Most company secretaries gain chartered status with the Chartered Governance Institute UK & Ireland by completing its Chartered Governance Qualifying Programme.
The programme is divided into two levels, Part One and Part Two.
There are six main routes for entry depending on your existing level of qualifications and experience.
The use of a tuition partner is recommended, though self-study is also an option, and the CGI has a list of registered tuition providers on its website.
The CGI also provides a list of validated postgraduate courses as an alternative to the CGQP exams.
Financial assistance for training may be available through The Worshipful Company of Chartered Secretaries and Administrators.
Once you've successfully completed either The Chartered Governance Qualifying Programme or a validated Masters degree, you'll become a Graduate Member of the Institute and can use GradCG after your name.
Graduates then typically progress to Associate membership, with six years' relevant work experience in addition to their qualification. This requirement can be reduced to three years if the Graduate member is a degree holder or member of another professional body.
Once they attain Associate membership, they can use the post-nominal ACG.
Public limited company secretaries may gain chartered status with other organisations, such as the:
- Association of Chartered Certified Accountants (ACCA)
- Chartered Accountants Ireland
- Chartered Institute of Management Accountants (CIMA)
- Chartered Institute of Public Finance & Accountancy (CIPFA)
- Institute of Chartered Accountants in England and Wales (ICAEW)
- ICAS (Institute of Chartered Accountants of Scotland).
You may find an opportunity to train while working.
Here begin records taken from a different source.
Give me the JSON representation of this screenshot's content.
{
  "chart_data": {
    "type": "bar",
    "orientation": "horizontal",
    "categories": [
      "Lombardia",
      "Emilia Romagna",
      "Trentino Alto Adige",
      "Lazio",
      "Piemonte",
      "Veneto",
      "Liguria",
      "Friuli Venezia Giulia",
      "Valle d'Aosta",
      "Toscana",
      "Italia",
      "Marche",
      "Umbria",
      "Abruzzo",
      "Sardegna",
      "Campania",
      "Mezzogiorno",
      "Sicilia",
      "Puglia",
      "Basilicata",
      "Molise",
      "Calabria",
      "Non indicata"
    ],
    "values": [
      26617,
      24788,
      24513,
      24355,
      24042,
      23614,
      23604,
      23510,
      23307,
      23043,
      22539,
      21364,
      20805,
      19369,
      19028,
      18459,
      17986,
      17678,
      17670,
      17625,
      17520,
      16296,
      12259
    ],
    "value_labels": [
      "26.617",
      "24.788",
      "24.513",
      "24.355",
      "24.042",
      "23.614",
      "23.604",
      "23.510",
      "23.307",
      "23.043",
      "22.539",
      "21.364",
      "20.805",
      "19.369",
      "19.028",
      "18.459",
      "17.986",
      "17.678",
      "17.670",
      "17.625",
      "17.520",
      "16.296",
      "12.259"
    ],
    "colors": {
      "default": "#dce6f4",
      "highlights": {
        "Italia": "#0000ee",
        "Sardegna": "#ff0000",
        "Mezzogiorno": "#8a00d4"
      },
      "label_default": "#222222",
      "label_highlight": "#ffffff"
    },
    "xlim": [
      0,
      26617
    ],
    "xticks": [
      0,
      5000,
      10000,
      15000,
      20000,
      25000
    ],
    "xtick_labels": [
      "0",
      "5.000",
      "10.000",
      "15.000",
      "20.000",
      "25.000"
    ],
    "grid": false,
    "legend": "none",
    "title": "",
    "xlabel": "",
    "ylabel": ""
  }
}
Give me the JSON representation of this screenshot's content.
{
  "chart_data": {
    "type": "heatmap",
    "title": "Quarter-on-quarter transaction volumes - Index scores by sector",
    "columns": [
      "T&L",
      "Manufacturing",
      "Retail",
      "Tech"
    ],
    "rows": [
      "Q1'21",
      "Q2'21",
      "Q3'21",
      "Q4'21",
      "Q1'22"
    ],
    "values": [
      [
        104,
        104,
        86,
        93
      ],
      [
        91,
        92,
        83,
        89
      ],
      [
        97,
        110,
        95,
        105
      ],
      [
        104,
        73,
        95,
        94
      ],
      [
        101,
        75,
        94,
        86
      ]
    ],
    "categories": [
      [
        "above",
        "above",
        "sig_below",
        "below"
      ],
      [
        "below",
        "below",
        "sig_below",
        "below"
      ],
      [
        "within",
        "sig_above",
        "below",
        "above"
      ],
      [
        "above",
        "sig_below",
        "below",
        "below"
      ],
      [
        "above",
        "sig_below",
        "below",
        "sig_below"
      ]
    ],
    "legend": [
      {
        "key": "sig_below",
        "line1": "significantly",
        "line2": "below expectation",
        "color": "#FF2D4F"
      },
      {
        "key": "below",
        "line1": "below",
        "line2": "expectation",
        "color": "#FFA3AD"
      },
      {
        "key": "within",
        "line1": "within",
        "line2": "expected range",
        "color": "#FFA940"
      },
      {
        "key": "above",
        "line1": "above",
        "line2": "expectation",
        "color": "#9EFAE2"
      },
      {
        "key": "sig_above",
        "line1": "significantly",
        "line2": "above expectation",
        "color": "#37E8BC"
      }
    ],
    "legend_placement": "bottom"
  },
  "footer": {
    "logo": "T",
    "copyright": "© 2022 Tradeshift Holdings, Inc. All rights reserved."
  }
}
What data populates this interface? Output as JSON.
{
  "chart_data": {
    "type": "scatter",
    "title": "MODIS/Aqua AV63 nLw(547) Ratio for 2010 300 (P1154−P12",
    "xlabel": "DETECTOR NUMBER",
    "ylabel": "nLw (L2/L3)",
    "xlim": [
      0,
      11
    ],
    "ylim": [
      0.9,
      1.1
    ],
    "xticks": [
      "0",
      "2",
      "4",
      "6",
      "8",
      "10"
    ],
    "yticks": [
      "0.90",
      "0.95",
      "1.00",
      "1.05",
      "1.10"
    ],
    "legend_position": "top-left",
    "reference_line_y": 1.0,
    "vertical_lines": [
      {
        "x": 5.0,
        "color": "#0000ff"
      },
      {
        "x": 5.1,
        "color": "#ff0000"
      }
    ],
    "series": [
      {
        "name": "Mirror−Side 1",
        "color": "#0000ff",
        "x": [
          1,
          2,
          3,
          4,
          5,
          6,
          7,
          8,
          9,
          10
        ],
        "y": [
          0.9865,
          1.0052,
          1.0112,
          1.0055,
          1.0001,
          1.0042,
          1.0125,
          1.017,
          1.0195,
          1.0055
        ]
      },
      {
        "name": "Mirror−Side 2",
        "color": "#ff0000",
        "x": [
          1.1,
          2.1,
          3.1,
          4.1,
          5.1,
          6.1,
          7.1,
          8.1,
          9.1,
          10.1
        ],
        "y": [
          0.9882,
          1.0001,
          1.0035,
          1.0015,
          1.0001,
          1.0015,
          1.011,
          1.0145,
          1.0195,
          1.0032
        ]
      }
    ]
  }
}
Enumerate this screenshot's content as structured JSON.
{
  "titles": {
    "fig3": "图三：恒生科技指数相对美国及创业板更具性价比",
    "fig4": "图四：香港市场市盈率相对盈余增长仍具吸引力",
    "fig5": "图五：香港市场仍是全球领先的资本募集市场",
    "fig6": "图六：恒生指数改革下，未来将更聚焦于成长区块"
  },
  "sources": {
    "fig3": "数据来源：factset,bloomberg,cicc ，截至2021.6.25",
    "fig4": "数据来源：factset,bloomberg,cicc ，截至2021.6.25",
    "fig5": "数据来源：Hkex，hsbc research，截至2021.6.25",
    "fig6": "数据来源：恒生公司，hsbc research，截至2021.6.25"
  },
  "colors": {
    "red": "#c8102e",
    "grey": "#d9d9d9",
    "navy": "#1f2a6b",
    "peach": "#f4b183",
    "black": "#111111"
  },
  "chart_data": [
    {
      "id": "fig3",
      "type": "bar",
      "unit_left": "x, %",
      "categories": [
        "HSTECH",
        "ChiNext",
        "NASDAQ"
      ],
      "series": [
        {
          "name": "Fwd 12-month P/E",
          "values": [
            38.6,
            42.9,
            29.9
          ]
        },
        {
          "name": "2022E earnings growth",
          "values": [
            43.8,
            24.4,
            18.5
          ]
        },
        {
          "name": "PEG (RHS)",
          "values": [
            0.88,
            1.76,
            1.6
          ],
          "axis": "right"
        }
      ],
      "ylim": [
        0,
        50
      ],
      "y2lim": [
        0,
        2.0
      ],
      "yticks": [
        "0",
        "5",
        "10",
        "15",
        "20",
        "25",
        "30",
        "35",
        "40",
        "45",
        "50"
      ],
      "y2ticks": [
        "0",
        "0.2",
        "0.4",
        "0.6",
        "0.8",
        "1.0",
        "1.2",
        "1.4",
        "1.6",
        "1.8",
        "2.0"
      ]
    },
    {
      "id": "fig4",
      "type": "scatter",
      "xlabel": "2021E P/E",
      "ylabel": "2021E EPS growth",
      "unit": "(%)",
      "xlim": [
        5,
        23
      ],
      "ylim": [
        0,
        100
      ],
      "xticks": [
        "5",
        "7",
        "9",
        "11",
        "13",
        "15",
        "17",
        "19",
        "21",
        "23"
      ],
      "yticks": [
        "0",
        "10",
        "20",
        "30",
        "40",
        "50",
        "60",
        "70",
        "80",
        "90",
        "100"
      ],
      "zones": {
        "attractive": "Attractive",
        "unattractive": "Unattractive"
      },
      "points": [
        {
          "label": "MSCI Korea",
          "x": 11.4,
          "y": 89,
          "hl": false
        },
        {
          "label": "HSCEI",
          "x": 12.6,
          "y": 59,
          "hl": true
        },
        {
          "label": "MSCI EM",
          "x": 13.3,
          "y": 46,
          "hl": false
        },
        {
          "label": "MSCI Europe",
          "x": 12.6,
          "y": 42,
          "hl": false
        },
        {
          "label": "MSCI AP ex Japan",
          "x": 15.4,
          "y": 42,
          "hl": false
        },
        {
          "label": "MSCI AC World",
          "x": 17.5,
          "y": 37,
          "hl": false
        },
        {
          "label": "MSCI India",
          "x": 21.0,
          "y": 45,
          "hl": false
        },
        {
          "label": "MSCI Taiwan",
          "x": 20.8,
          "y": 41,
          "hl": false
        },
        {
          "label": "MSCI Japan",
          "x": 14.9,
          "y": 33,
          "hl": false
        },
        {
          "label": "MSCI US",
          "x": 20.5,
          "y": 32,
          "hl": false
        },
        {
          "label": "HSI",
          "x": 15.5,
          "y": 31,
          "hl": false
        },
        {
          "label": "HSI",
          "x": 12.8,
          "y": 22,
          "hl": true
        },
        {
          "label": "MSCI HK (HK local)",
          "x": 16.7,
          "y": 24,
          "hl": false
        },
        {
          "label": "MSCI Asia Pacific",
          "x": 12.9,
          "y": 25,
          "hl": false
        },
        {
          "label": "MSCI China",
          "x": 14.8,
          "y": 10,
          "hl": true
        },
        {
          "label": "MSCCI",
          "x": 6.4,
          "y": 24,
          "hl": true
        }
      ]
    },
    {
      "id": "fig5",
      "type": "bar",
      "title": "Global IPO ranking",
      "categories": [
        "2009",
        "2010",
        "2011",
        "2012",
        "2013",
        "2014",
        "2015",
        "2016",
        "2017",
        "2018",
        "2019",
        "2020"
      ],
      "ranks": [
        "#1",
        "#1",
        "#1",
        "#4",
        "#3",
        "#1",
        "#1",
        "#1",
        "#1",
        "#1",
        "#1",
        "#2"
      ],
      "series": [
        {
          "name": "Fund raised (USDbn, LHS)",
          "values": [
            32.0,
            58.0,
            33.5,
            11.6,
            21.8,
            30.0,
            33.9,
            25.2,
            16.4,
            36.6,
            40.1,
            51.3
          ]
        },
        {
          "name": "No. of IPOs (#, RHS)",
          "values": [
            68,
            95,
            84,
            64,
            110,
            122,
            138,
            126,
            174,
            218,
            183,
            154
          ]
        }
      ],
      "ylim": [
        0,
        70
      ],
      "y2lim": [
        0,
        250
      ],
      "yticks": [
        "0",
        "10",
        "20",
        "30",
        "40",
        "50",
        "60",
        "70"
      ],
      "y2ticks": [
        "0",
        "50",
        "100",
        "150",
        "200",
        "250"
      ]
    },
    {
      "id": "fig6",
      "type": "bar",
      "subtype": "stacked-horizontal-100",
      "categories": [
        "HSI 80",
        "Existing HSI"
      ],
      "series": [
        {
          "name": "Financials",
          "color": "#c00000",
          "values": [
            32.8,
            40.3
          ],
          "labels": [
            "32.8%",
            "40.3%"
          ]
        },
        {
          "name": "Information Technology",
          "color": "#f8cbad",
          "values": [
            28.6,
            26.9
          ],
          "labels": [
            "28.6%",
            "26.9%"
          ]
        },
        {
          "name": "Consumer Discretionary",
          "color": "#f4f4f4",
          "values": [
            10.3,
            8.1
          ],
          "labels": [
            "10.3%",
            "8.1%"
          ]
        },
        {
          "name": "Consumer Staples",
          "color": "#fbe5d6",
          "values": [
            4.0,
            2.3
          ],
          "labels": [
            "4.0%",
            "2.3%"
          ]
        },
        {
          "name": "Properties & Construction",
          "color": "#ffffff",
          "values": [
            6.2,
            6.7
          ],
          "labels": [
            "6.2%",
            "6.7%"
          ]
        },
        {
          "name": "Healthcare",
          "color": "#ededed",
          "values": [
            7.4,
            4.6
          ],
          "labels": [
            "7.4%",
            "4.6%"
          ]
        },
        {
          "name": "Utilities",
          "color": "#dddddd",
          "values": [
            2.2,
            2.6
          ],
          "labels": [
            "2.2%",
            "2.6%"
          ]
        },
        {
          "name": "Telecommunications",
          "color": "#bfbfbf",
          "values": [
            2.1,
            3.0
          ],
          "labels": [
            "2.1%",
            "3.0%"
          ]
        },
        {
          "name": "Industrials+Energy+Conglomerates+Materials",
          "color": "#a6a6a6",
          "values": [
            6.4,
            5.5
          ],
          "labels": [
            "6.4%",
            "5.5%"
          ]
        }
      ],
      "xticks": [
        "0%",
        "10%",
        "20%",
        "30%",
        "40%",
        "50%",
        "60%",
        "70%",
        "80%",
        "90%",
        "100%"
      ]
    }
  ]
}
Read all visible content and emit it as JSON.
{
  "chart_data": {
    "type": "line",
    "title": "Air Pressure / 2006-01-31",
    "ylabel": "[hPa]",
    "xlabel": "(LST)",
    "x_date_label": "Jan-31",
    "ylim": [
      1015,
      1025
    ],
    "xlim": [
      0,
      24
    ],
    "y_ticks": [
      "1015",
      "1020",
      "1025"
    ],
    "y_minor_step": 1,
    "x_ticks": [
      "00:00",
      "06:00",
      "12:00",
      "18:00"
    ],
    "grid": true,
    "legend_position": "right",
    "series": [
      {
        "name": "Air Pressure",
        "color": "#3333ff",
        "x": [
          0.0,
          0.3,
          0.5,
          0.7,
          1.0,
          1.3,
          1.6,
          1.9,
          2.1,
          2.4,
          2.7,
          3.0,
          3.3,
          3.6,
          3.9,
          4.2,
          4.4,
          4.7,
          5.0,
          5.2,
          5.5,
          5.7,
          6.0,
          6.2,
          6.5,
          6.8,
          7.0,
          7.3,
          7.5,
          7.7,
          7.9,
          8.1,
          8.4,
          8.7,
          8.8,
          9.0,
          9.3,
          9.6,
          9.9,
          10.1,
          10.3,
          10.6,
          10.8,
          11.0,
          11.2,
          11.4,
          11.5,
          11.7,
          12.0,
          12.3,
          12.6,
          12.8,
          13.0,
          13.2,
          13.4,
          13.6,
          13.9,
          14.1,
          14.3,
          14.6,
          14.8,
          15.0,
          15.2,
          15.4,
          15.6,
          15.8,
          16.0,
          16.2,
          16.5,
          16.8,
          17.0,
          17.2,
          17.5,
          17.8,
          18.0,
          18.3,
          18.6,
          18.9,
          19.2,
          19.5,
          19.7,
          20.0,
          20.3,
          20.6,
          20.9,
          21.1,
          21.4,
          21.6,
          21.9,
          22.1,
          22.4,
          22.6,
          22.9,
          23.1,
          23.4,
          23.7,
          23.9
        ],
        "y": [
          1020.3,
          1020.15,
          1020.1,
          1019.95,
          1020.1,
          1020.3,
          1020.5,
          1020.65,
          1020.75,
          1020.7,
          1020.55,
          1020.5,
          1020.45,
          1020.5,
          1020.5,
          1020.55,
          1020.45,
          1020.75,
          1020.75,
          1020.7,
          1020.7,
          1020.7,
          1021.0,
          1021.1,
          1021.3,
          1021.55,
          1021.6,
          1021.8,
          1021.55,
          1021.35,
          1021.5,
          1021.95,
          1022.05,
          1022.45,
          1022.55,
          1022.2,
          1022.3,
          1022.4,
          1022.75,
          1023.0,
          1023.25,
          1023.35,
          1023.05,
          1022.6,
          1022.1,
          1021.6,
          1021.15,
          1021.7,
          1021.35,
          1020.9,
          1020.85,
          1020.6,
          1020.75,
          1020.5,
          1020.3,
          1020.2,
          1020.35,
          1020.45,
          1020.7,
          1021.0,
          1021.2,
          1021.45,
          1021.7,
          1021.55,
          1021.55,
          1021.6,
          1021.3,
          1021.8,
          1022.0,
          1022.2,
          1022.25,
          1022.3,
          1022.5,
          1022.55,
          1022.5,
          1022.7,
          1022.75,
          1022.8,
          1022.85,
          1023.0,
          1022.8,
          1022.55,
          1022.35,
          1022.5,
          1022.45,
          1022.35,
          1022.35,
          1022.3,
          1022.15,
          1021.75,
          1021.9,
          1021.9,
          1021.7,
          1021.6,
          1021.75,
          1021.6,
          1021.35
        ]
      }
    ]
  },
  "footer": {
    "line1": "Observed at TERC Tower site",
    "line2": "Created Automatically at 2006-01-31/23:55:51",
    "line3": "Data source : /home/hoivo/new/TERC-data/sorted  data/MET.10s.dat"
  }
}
Any degree subject is usually acceptable, and this kind of training may be advertised as administrative training schemes for general management trainees. Likely places for these schemes include:
- local government
- professional services companies
- public limited companies
- the public sector
- share registration agencies.
The CGI website also has details about other training and professional development opportunities.
Gaining chartered status with The Chartered Governance Institute UK & Ireland (CGI) is one of the most popular routes to developing a successful career in this area and requires tenacity and dedication.
When you have gained eight years or more relevant work experience, with at least three being at senior level, you can apply to become a Fellow of CGI, denoted by the letters FCG.
Support with career development varies between employers. CGI offers support through a range of resources, workshops, seminars, conferences and special interest groups, which help professionals in specific sectors share working practices and support each other.
It's important that you keep up to date with developments in legislation throughout your career by reading professional journals, such as CGI's Governance & Compliance magazine, and newsletters. Networking and sharing working practices with other company secretaries, both formally and informally, is also recommended.
Geographical mobility can be helpful for career development, particularly in the early stages. With experience, it's possible to progress to board level or move into a directorate head or department head role. Alternatively, you can set up a business advising clients, act as company secretary for small companies, or work as a company formation agent.